For local workers facing treatment disputes, the practical priorities are: (1) work with your treating physician to submit MTUS-compliant RFAs with full clinical justification, (2) track UR response deadlines and trigger IMR within 30 days of any denial, (3) preserve all clinical records and supporting literature that justify the requested treatment, (4) consider §4062 QME pathway when treatment disputes intersect with broader medical-legal disputes, and (5) coordinate with counsel on the strategic sequencing of RFAs and appeals. Yazdchi Law works with treating physicians to elevate RFA quality and litigates UR/IMR disputes when the carrier's denial pattern crosses into bad faith.

Frequently Asked Questions

How long do I have to file an IMR appeal?

Under Labor Code §4610.5, you have 30 days from receipt of the UR denial to request Independent Medical Review. The deadline is strict, missing it forfeits the appeal and the UR denial stands. The IMR application is filed with the DWC, which forwards it to Maximus. The 30-day clock runs from receipt of the written UR decision, not from the date of the decision itself. Track the receipt date carefully and file promptly.

What is the MTUS and how does it affect my treatment?

The Medical Treatment Utilization Schedule (MTUS) is the body of treatment guidelines adopted by the DWC under §5307.27. MTUS is incorporated by reference into Title 8 of the California Code of Regulations and serves as the primary standard UR applies. MTUS adopts ACOEM guidelines for most conditions, with California-specific modifications. Treatment supported by MTUS is presumptively authorized; treatment outside MTUS faces UR denial unless overcome by evidence-based clinical justification under §4604.5.

Can I get treatment while the IMR is pending?

For non-urgent treatment, no, authorization is pending until IMR rules. For urgent treatment, expedited UR and expedited IMR shorten the timeline. For emergency treatment, §4600 authorizes treatment without prior approval and reimbursement follows. For workers who cannot wait for IMR (medication continuation, pain management), bridge strategies include using group health insurance temporarily (with comp lien rights), shifting to authorized treatment options, or pursuing settlement-funded private care.

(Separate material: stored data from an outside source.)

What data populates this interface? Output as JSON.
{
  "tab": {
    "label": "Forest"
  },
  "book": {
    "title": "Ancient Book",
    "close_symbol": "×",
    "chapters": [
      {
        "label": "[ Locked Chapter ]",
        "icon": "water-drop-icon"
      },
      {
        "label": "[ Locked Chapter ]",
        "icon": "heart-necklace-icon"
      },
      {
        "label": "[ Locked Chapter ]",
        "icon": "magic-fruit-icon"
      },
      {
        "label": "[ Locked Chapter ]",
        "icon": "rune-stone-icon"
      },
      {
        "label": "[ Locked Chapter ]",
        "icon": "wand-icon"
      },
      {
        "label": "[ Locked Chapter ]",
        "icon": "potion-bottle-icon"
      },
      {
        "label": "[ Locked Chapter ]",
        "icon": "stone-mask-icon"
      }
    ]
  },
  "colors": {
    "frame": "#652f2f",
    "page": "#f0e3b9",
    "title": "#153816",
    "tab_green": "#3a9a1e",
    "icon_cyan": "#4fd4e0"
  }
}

How often does IMR overturn UR denials?

According to DWC data, IMR upholds the UR denial in approximately 88% of cases, overturning in about 12%. The high uphold rate reflects both MTUS-aligned UR decisions and the difficulty of overcoming UR rationale at IMR. The leverage point is the RFA-UR stage, building a strong RFA with comprehensive clinical justification increases the chance of authorization at UR and, if denied, the chance of overturn at IMR. Reactive IMR appeals on weakly-supported RFAs rarely succeed.

Can my doctor refuse to submit RFAs?

Treating physicians are generally obligated to support necessary treatment for their patients, but they cannot be compelled to submit RFAs they do not medically support. If your treating physician declines to submit RFAs for treatment you believe is necessary, options include: (1) requesting a second opinion within the MPN under §4600(c), (2) one-time change of physician under §4600(c), (3) §4062 QME on the disputed treatment question, or (4) seeking treatment outside the MPN if criteria allow. The treating physician relationship is central to treatment authorization.

What if the carrier delays UR responses past the deadline?

UR deadline missed by the carrier can result in deemed authorization, though procedural enforcement requires affirmative action. The worker (or counsel) should document the deadline missed and the lack of timely UR response, then proceed as if the treatment is authorized. If the carrier subsequently denies after the deadline, the denial is procedurally invalid. Section §5814 penalties for unreasonable delay can also apply to UR processing failures. Tracking UR deadlines carefully creates leverage on every RFA.

Last reviewed by Eman Yazdchi, Esq., June 2026.